The figures from the Department of Energy and Climate Change’s (DECC’s) December 2015 energy statistics provide a provisional overview of the UK’s energy production and consumption in 2015.
Low-carbon electricity generation continues to increase, according to the figures, accounting for almost half of the electricity generation (43%) from major power producers last year – up from 33% for 2014.
Nuclear made up the majority of this mix, contributing 23% to the overall generation mix – a 2.5% increase from last year. DECC also noted that the rise in low-carbon electricity generation was in part due to a third unit from Drax being converted into biomass.
The rest of the UK’s electricity generation mix, as detailed in the graph below, consited of gas (31%) and coal (26%).
The total production of low-carbon electricity in the UK rose by almost 14% in 2015, due to the increased availability of nuclear and growth in wind power generation.
In contrast, total production of coal fell by 27% in 2015 – to a record low for the UK – due to mine closures. But DECC’s figures go onto reveal that the production of crude oil and natural gas liquids rose by 13% over the year – marking the first significant increase in oil production since 1999.
Meanwhile, the production of gas in the UK increased by 8% in 2015 – the first time it has done so since 2000. DECC attributed this rise in gas production to the start-up of the Breagh and Jasmine gas fields. DECC has already been warned this week that using natural gas as a bridging fuel to a cleaner energy mix in the UK will only act as a “stop-gap”, with its viability as an energy source severely limited beyond 2020.
Overall, the UK’s primary energy production rose by 9% from 2014, while primary consumption of total energy decreased by 1% – a dynamic that DECC attributes to the ongoing transition from fossil fuels to renewables.
The steady progress of wind generation will be a welcome sight for the Government. Wind energy drove £1.25bn of investment into Britain’s economy last year, with the industry now employing 30,500 people.

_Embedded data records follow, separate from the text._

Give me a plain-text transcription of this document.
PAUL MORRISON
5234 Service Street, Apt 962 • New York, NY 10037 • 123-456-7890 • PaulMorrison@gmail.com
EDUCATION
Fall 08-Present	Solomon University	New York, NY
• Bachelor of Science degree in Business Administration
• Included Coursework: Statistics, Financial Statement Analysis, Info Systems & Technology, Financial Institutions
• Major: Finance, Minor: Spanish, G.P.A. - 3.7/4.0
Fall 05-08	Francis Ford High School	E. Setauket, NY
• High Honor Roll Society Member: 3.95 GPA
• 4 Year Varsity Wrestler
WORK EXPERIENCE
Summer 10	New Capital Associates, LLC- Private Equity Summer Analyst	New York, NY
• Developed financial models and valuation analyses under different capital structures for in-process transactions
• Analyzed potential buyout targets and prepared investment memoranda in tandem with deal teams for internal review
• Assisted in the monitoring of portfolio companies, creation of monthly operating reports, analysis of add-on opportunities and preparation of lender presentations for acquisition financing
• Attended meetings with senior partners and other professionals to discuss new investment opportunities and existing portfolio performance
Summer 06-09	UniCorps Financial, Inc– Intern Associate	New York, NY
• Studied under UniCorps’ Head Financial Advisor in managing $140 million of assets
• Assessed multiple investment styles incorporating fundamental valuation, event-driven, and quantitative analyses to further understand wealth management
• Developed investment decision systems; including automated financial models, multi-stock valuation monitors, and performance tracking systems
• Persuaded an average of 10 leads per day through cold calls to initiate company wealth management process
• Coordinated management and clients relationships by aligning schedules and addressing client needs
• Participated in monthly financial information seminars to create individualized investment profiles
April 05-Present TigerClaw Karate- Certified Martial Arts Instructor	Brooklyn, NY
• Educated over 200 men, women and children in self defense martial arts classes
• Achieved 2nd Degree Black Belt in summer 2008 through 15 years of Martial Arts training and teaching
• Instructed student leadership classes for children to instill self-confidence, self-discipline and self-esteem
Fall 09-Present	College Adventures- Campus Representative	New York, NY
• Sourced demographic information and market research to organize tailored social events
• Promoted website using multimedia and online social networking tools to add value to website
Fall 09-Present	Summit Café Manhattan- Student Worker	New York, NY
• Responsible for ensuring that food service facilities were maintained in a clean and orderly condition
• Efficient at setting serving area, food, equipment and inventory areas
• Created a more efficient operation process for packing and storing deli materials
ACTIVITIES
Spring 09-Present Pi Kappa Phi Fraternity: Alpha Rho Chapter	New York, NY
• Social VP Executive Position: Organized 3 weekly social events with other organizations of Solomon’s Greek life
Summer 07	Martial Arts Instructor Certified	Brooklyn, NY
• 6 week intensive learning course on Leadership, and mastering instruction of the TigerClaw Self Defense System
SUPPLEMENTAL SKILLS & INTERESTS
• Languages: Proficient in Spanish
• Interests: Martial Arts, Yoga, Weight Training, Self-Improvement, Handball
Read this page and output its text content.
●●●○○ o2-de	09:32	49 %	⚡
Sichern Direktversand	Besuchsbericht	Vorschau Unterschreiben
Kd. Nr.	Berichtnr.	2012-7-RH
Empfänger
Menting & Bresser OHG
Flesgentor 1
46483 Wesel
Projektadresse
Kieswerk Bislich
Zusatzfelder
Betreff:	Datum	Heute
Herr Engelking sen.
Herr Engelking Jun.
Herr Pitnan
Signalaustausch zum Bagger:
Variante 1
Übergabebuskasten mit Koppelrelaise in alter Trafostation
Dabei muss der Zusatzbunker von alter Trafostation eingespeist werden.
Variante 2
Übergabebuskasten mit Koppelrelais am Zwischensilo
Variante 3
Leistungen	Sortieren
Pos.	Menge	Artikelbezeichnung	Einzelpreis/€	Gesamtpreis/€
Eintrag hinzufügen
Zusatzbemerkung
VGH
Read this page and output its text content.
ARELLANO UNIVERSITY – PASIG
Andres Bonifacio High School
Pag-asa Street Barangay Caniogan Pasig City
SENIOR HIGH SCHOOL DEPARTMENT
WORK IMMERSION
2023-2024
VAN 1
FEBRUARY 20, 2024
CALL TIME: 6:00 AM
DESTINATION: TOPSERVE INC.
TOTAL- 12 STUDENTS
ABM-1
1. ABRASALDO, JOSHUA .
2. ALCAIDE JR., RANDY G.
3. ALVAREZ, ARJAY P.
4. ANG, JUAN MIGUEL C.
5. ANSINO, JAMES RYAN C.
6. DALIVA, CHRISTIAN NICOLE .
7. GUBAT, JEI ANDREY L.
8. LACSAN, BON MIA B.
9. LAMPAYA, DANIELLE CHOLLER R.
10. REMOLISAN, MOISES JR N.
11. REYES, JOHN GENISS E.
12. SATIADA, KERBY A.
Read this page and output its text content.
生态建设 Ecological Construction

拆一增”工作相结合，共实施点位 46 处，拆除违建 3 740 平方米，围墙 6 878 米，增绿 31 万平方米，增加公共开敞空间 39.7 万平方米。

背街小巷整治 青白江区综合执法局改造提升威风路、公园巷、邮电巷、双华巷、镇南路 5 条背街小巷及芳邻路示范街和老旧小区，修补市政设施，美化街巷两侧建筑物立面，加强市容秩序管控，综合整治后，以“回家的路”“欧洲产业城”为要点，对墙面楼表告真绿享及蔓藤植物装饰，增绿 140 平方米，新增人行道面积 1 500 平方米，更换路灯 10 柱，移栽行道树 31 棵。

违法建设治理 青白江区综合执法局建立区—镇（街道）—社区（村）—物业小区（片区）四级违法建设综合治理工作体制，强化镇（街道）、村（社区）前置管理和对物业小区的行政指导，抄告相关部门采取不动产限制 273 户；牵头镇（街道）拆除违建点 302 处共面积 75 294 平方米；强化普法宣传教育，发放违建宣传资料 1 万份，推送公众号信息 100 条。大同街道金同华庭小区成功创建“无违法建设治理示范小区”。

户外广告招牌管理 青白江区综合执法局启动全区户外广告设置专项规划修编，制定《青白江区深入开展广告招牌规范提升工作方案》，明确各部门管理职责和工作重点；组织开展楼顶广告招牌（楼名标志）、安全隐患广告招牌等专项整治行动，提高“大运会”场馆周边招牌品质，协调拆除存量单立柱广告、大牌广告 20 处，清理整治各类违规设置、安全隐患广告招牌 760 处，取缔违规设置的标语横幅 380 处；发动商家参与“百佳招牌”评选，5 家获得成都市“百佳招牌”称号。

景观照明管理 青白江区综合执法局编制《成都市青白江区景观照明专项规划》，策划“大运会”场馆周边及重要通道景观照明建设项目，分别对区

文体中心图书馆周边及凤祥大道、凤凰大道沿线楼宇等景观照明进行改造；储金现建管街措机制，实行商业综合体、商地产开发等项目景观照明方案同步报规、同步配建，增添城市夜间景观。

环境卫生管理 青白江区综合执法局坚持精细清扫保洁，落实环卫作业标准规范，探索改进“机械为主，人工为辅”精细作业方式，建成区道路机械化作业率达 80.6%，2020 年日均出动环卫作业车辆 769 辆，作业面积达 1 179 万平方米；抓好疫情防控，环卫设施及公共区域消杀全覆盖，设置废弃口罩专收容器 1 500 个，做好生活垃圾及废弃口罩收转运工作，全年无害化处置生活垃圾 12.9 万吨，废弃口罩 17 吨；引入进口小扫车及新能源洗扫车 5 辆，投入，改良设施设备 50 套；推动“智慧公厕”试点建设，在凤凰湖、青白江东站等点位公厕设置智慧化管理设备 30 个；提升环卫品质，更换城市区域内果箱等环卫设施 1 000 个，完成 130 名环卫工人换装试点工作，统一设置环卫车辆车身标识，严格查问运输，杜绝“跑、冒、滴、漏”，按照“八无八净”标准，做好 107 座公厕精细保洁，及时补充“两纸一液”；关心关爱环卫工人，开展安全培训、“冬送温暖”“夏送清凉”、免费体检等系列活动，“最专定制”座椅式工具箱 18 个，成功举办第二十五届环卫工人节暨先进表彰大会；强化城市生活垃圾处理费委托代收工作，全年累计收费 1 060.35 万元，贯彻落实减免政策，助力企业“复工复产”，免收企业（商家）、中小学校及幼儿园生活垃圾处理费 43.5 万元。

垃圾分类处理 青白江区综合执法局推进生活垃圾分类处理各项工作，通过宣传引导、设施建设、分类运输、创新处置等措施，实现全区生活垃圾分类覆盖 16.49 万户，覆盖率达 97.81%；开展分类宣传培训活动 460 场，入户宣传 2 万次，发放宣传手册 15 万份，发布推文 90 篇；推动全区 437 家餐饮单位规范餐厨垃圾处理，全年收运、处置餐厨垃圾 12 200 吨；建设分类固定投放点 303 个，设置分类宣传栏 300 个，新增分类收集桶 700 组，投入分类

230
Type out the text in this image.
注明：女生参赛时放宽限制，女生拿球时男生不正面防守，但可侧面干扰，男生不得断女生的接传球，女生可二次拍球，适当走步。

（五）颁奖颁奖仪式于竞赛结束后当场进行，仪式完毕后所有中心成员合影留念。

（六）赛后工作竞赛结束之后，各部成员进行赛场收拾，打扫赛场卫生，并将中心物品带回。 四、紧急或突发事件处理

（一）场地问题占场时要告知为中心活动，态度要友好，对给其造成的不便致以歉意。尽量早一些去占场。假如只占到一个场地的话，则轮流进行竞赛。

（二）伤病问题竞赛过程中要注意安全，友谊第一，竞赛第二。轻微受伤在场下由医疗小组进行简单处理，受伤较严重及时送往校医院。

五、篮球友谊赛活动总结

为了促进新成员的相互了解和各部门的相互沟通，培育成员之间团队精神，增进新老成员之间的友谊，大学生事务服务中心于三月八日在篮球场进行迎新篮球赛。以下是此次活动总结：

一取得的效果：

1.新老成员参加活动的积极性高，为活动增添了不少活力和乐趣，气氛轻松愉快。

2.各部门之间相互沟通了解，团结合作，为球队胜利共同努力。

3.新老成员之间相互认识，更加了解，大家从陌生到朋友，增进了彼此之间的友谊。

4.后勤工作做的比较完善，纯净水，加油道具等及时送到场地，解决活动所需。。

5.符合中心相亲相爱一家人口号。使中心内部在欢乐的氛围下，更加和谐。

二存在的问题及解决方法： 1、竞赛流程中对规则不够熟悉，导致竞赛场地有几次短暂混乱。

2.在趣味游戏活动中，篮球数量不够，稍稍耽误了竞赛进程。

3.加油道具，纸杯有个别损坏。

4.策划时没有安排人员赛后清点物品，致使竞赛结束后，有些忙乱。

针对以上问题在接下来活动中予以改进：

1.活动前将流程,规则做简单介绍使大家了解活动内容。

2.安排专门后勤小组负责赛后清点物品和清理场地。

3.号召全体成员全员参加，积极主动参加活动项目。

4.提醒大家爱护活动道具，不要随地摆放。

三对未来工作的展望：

As a department, DECC has had to swim against the tide in a bid to promote low-carbon energy in recent months. It recently had to axe a £1bn carbon capture fund after Chancellor George Osborne cut the department’s budget by 22% in his Autumn Statement.
Despite ongoing criticism of green policy changes, Energy Secretary Amber Rudd recently proclaimed 10 ways that DECC is encouraging investment in clean energy. Earlier this week, Rudd’s department said it would ensure the UK had a “secure and resilient energy system” as part of DECC’s new five year departmental plan.